So, wie Musiker im Allgemeinen ein lausig schlecht bezahlter Beruf ist.

2007 wurde das Urheberrecht verschäft, allerdings hat es den Autoren, den Urhebern, tatsächlich nichts viel gebracht. Im Gegenteil, Schriftsteller oder Komponisten verdienen heute in der Regel weniger als zuvor!
Wer verdient, sind die Inhaber der Verwertungsrechte, also die Medienindustrie, die im Kernbereich eine Kopier- und Verbreitungsindustrie ist.
Neben der legalen Kopierindustrie gibt es auch eine illegale Kopierindustrie - "gewerbsmäßige Raubkopierer" bzw. "Verwertungsrechts-Piraten". Ein höchst profitträchtiges Unternehmen, für das mir jedes Verständnis fehlt.
Wenn sich aber die Medienindustrie als "Hüterin der Urheberrechte" darstellt, ist das bestenfalls eine Halbwahrheit.
Leider ist es auf Seiten der Medienindustrie - und damit auch der Presse - in Sachen Verwertungsrechte durchaus üblich, Sachverhalte in einem Atemzug zu nennen, die nichts miteinander zu tun haben. Ich finde es in der Tat bemerkenswert, wie sehr die Medienindustrie den öffentlichen Diskurs bestimmt, und undifferenzierte Gleichsetzung etwa von "Download" mit "illegalen Download" und dieses mit "Diebstahl" etabliert.
Ein aktuelles Beispiel für die Gleichsetzung ungleicher Sachverhalte ist die Berichterstattung über den "Heidelberger Appell": Google Books, YouTube, The Pirate Bay und Open Access - aus urheberrechtlicher Sicht sehr verschiedene Plattformen, so verschieden wie Apfel, Orangen und Kürbisse, werden sozusagen zu einen grausigem Obstbrei verrührt. Der ungünstigste Fall im Einheitsbrei wird dann zum Regelfall erklärt. Damit wird dann die Forderung nach politischen Maßnahmen zur "Wahrung von Urheberrechten" begründet.
Open Access ist z. B. alles andere als eine Beschränkung der Urheberrechte. Wissenschaftler, die ihre Forschungsergebnisse in Fachzeitschriften publizieren, erhalten in der Regel kein Honorar. Hingegen erzielen die Verlage dieser teurer Zeitschriften durchaus gute Gewinne. Bei einer Veröffentlichung unter Open Access bekommt der Wissenschaftler zwar auch kein Honorar, aber wenigstens verdient niemand an seiner schöpferischen Arbeit - und die Öffentlichkeit, die vor allem aus Wissenschaftlerkollegen besteht, kommt kostenlos an aktuelle Forschungsergebnisse. Das ist legitim, denn Universitäten und öffentlich unterstützter Forschungseinrichtungen werden teilweise oder ganz vom Steuerzahler bezahlt.
Übrigens halte ich Medienindustrie nicht für überflüssig. Schon aus dem Grunde, dass Autoren, dass Künstler nicht unbedingt gute Unternehmer sind. Dienstleister wie Verleger, Manager oder Agenten werden nach wie vor gebraucht. Aber das Geschäftsmodell einer Kopierindustrie, das einst darauf aufbaute, dass z. B. Plattenpresswerke das einzige Mittel waren, Musik massenhaft zu verbreiten, ist meiner Ansicht nach technisch veraltet.

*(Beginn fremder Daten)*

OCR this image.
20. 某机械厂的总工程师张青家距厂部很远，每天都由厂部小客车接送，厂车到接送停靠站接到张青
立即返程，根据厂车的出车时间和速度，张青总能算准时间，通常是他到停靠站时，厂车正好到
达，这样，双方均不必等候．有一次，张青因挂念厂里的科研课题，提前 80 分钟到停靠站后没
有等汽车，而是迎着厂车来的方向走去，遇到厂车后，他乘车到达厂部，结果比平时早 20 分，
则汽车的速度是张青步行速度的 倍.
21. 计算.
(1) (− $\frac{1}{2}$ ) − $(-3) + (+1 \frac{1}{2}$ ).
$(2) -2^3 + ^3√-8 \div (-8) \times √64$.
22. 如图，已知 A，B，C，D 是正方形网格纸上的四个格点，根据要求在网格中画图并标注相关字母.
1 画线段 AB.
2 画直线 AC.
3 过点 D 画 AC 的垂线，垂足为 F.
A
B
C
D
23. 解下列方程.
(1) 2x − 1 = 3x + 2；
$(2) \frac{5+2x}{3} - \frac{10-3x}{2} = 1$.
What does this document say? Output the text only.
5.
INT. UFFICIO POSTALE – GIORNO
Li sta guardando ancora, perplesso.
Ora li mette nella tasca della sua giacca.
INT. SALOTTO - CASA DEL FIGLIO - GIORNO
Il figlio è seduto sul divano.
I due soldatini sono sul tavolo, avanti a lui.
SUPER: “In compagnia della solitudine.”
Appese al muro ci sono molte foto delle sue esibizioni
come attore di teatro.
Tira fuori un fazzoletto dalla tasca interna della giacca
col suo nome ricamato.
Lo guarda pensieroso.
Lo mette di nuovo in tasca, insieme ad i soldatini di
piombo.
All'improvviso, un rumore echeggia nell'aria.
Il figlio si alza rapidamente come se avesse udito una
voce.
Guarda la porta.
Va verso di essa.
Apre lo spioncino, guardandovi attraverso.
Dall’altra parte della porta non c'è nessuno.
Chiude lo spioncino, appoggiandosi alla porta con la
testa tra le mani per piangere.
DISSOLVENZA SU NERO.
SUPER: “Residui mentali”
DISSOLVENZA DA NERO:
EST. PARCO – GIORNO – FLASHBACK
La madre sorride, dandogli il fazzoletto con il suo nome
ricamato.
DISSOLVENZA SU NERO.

Seitens der an den herkömmlichen Verbreitungswegen interessierten Medien werden gern und oft unkonventionelle Verbreitungswege, bei denen die Urheber (zur Erinnerung: das sind die Autoren bzw. Künstler und niemand sonst!), sehr wohl auf ihre Kosten kommen, mit "Online-Piraterie" gleichgesetzt.
Da liegt es nahe, wenn eine Partei, die ein neues Verständnis von der Rolle des kreativen Schöpfungsprozesses und von der Nutzung technischer und kultureller Errungenschaften hat, und die sich abzeichnenden Überwachungsgesellschaft ablehnt, Die Piratenpartei nennt.
piratin02
"Die Piraten" nennen sich also aus ähnlichen Gründen "Piraten", aus denen sich Homosexuelle "Schwule" nennen, oder, noch nicht so etabliert, Schwerbehinderte "Krüppel", Einwanderer "Kanaken" - oder aus denen ich es vorziehe, mich "Heide" zu nennen, anstatt etwa "Naturreligiöser" (was sowieso nicht ganz hinhaut). Negativ gemeinte Begriffe lassen sich, um im Bild zu bleiben, kapern.
Wobei "Pirat" wegen der Rebellions- und Sozialromantik des Piratentums ohnehin nicht rein negativ besetzt ist: Sozialromantische Piraten?.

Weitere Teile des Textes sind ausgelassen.